We are both not big fans of high powered pentode and tetrode amps. To me, most listeners would be better off with some of the better solid state stuff, such as Ayre or D'Agostino, if they need that much power.
Yes I'm aware of good original vinyl and own a nice amount of them. I took a few of my albums to a good friend's home today and we listened to them and some CDs. He has a Basis Debut TT and just installed his new Basis Superarm 9 with his trusty ZYX UNiverse II cartridge. This arm is definitely a step above his vector arm (and that was a good arm!). His analog front end is making superb quality sound, however he also produces truly excellent sound with his Mod Wright modified Oppo 105 as well. He has it covered in both formats and we heard some beautiful natural sounding jazz today.
One thing I can say for sure, the new tube amp makes one of my Claude Bolling CDs sound fantastic compared to my solid state receiver. It was one disk that I always wished was recorded better and it turns out that the tube amp was the key. Possibly something to do with being an originally analog recording. Very fun.
I don't think it has much to do with the fact that it is an analog recording but the pedigree of the the SS receiver as there are quite a few out there that can bring out the best in a CD. Also, the tube amp you have is most certainly imparting a bit of tube flavor to smooth out the digital artifacts of the CD that are being highlighted by the receiver.
This is not to knock the receiver but to point out what others have been posting all along: there are way too many variables involved to able to say anything definitively, or even in general, as say, a rule of thumb.

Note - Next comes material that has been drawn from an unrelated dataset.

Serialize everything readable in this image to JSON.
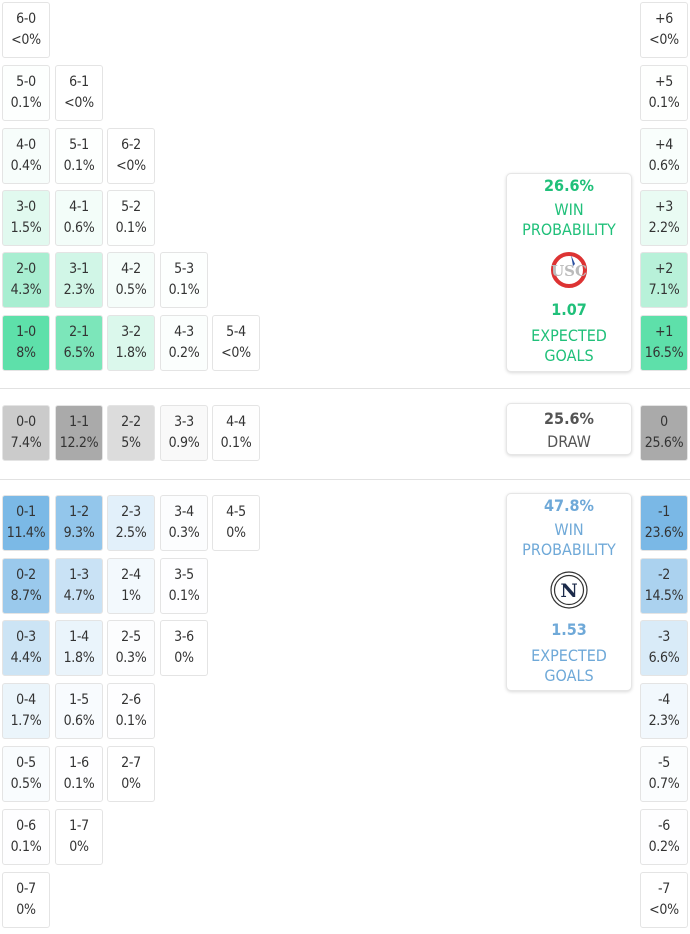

Here is something that won't clear things up but rather, add another perspective:http://6moons.com/audioreviews/psaudio7/perfectwave.html.
You don't have to read the whole review, just the first few pages to get an idea of how a CDP isn't really all that digital after all.
The deeper you go into this hobby, the more you'll come across the same tracks but from a different direction. The good thing about it is the end of the path is always were it should be.
Enjoy and all the best,
The interesting thing about the Claude Bolling CD is that it is fairly unique in my collection because it is one that I've always wished had a better recording when my system did wonders with the majority of my music. I'm not judging all tube or solid state gear based on my two pieces of equipment, but it's becoming very clear that the Yaqin integrated is far superior to the Integra receiver.
I'm sure it's a combination of the differences between tubes and solid state, integrated vs. receiver, and a host of other factors. What I can say is that this tube amp would make my next choice a lot more difficult because I'd have more options to consider.